The second son has never hesitated to ask his mother for financial handouts to tide him over, but in the past year, she has been paying all his household bills, from rent to groceries. Doing so is eating into her life savings. Meanwhile, the other son openly resents the pool of entitlement that his brother appears happy to wallow in, eroding any potential inheritance along the way.

The tension is wearisome.

"It puts financial and relational stress on me, there's no denying that," the widow says.

Financial advisers estimate that about 5 percent of retired people are chronically pressured for money by their adult children. Unaccustomed to saying no, the elders often cave in. When they do, they often undermine their own financial stability by giving away the money that they are counting on for the rest of their lives.

"Many parents got in the habit of bailing out their children while they were working and don't know how to just say `no' now that they're retired," says Les Abromovitz, author of Protecting and Rebuilding Your Retirement. "I've run into a number of retirees who are depleting their nest eggs because they keep forking over money to adult children. It's rarely a one-shot deal."

He has encountered retirees who have sold dividend-producing stock to free up cash for their freeloading offspring. One couple co-signed for their child's mortgage and then couldn't buy their own Florida retirement home. The combination of their reduced income and the outstanding debt disqualified them.

One common line that adult children use to extract "gifts" from Mom and Dad is this: "It's our inheritance. Why not give it to us now, rather than later?"

There's only one way to stop chronic gift-grifters: in their tracks.

"You have to address it. You can't avoid it," says Donald W. Nicholson, a financial adviser in Wilmington, Del.

Saying no -- and sticking to it -- is hard. Financial advisers often set up a meeting with the adult children and run it so the parents aren't again run over by their kids. Nicholson sometimes brings in a psychologist to coach the retirees in ways of communicating love and support to their kids in nonmonetary terms.

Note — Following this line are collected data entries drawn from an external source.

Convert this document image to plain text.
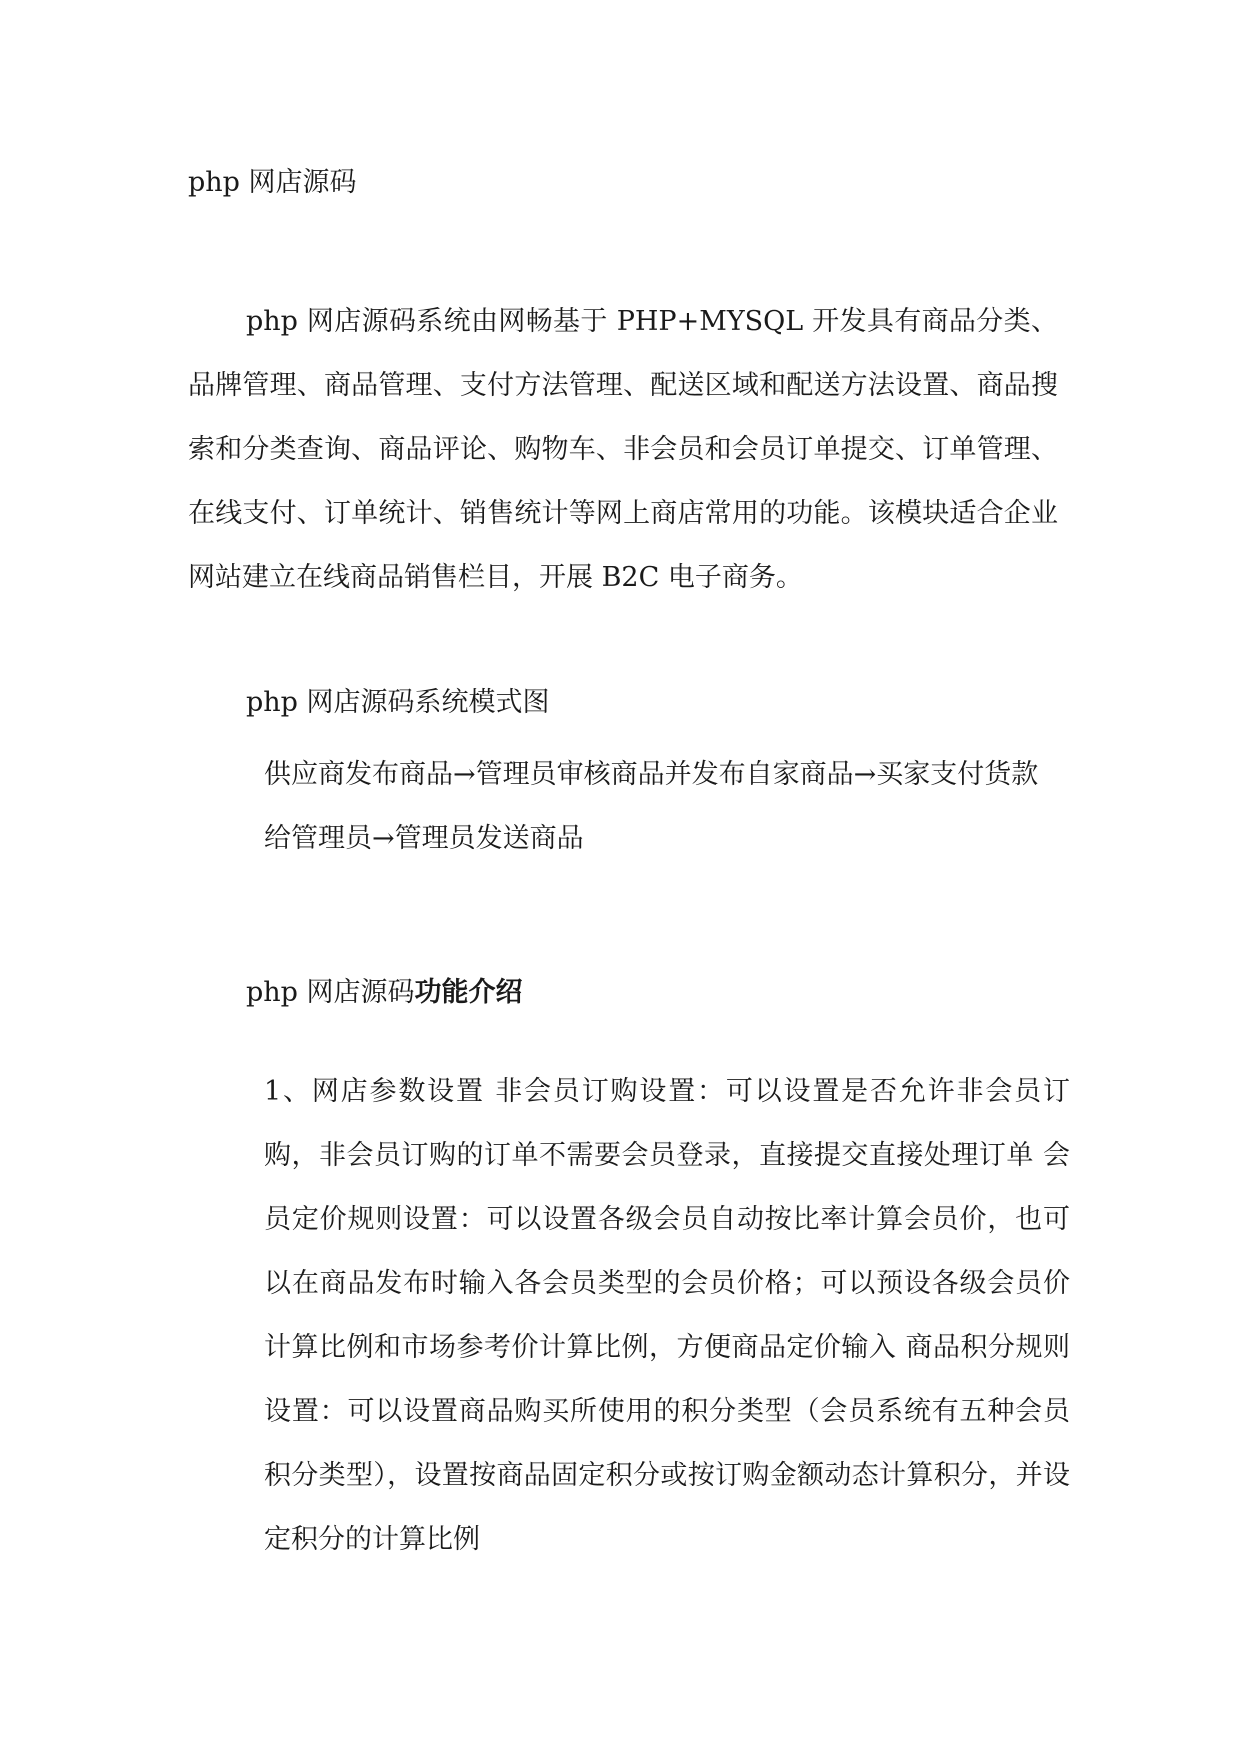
php 网店源码
php 网店源码系统由网畅基于 PHP+MYSQL 开发具有商品分类、品牌管理、商品管理、支付方法管理、配送区域和配送方法设置、商品搜索和分类查询、商品评论、购物车、非会员和会员订单提交、订单管理、在线支付、订单统计、销售统计等网上商店常用的功能。该模块适合企业网站建立在线商品销售栏目，开展 B2C 电子商务。
php 网店源码系统模式图
供应商发布商品→管理员审核商品并发布自家商品→买家支付货款给管理员→管理员发送商品
php 网店源码功能介绍
1、网店参数设置 非会员订购设置：可以设置是否允许非会员订购，非会员订购的订单不需要会员登录，直接提交直接处理订单 会员定价规则设置：可以设置各级会员自动按比率计算会员价，也可以在商品发布时输入各会员类型的会员价格；可以预设各级会员价计算比例和市场参考价计算比例，方便商品定价输入 商品积分规则设置：可以设置商品购买所使用的积分类型（会员系统有五种会员积分类型），设置按商品固定积分或按订购金额动态计算积分，并设定积分的计算比例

Parents need to arm themselves with plenty of specific financial information. Adding up the value of all recently given gifts equips parents with hard numbers to combat claims that "it hasn't been that much."

Equally important is to set clear parameters for future giving. If gifts haven't counted as birthday or Christmas gifts, this is the time to start. Informing adult children that from now on any financial gift will be deducted from their portion of the inheritance is another way to trim. That strategy also quells worries that a greedy sibling is grabbing more than his rightful claim.

Bill LaVanne, an investment adviser with Financial Network Investment Corp. of Lake Zurich, Ill., recommends a family meeting in which the parents explain their estate plans, who gets what and why they think that's equitable, as well as their current financial condition and their concern that they might outlive their wealth.

Joanne Cleaver is a business writer based in the Midwest.

Gifts for the kids, tax breaks for you

There are ways for parents to reap tax benefits by giving money or assets to their adult children.

The simplest method is to give up to $11,000 per year per person, the current "annual gift exclusion." There are no tax penalties for donors who give that amount to any individual, related or not, says Susan Calomino, a senior partner with Chicago-based Lincoln Financial Advisors, an insurance and financial-services company.

But what if you want to give more in a single year and still avoid a gift tax?

Parents who want to help a child with a house down payment, for instance, can structure a loan and then forgive $11,000 of it each year until the loan is paid off.

That uses up the recipient's annual gift exclusion amount for each year in which loan amount is forgiven.

(It's critical to have the proper paperwork drawn up so that the parents and the child are clear on the loan-forgiveness schedule.)